I wanted a logo that might be different but still had a recognizable connection to its earlier cousin. It had to be a logo that was simple, but also clever, and Emske delivered with the comment bubble-in-a-bubble, signifying discussions.
Ultimately, you want a logo that correctly represents your brand, and Emske summed it up for JobMob perfectly: “professional… with a little dose of humour.”
But that's not all.
Emske also surprised me with something unexpected. They conceived the new JobMob logo using the Golden Ratio (Φ), which I learned in high school as the Golden Section, the “divine proportion” that occurs frequently in nature and has been copied often in art (Salvador Dalí), architecture (the Parthenon) and so much more. Other logos that follow it include Apple, Twitter and Pepsi.
This makes the math geek in me proud:
My plan was to use the logo to set the tone for an eventual JobMob redesign.
Although the final logo wasn't yet complete when we rang in 2015, the voting gave me a clear direction. I researched WordPress theme trends, recent design best practices, the free vs. premium theme debate, and more.

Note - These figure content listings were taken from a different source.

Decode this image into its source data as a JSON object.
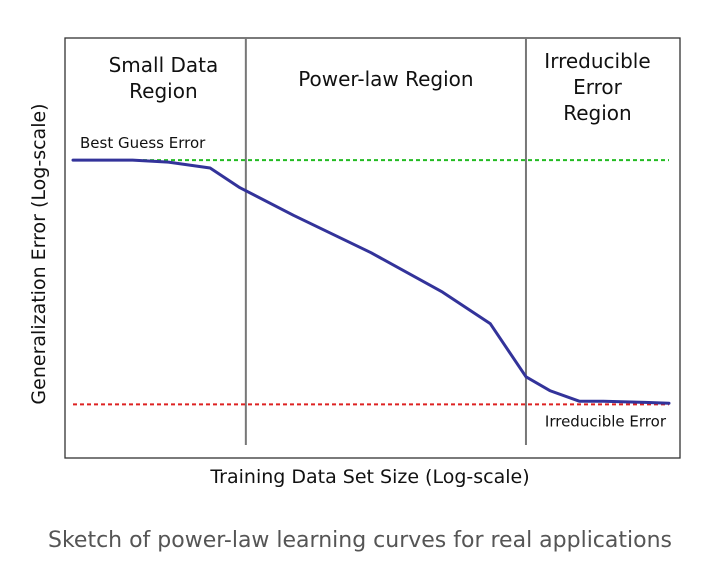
{
  "caption": "Sketch of power-law learning curves for real applications",
  "chart_data": {
    "type": "line",
    "title": "",
    "xlabel": "Training Data Set Size (Log-scale)",
    "ylabel": "Generalization Error (Log-scale)",
    "xlim": [
      0,
      100
    ],
    "ylim": [
      0,
      100
    ],
    "regions": [
      {
        "name": "small-data",
        "label_lines": [
          "Small Data",
          "Region"
        ],
        "x_start": 0,
        "x_end": 29
      },
      {
        "name": "power-law",
        "label_lines": [
          "Power-law Region"
        ],
        "x_start": 29,
        "x_end": 76
      },
      {
        "name": "irreducible",
        "label_lines": [
          "Irreducible",
          "Error",
          "Region"
        ],
        "x_start": 76,
        "x_end": 100
      }
    ],
    "reference_lines": [
      {
        "name": "best-guess",
        "label": "Best Guess Error",
        "y": 69,
        "color": "#22bb22",
        "style": "dashed"
      },
      {
        "name": "irreducible",
        "label": "Irreducible Error",
        "y": 7,
        "color": "#dd2222",
        "style": "dashed"
      }
    ],
    "series": [
      {
        "color": "#33339a",
        "x": [
          0,
          10,
          16,
          23,
          28,
          37,
          50,
          62,
          70,
          76,
          80,
          85,
          89,
          96,
          100
        ],
        "y": [
          69,
          69,
          68.5,
          67,
          62,
          55,
          45.5,
          35.5,
          27.5,
          14,
          10.5,
          7.8,
          7.8,
          7.5,
          7.3
        ]
      }
    ]
  }
}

Inspiration also came from websites such as 8JGBC sponsor Quicksprout.com and Videofruit's blog.
I wanted a theme that was simple and clean yet flexible, lightweight and fast yet with certain features built-in so I would need fewer code customizations and plugins.
I later decided that paid support was important too because even if I have the tech skills to fix any eventual issues myself, I didn't want unforeseen circumstances to force me to lose focus on whatever project I'm working on when they happen.
After testing over a dozen themes from almost as many theme directories and vendors, I settled on the Schema theme from MyThemeShop as the base for JobMob v2. Although it only took a few minutes to download and install, I spent a few days playing around with it while being a heavy support forums visitor – where reps would respond within hours – until I was truly happy with the final result.
Contrast and compare:
Why I love the new design
Aside from the fact that I was tired of staring at the same look, day in and day out for 8 years…
- The clean look makes it easy to focus on the content
- The site is now fully responsive, and works great on your tablet or smartphone (try it)
- JobMob now uses the latest web technologies such as HTML5, CSS3 and SVG images
- JobMob now uses classic web technologies that it didn't even have before, such as threaded comments. Woohoo!
- Based on the modern Schema WordPress theme that is regularly updated, it's now much easier (or even just possible) for me to add new features
And with others planned, I've already added one major new feature that you can try out, but more details on that soon.
Question of the article
What do you think of the JobMob redesign? What's good and what could be better? Tell us in the comments.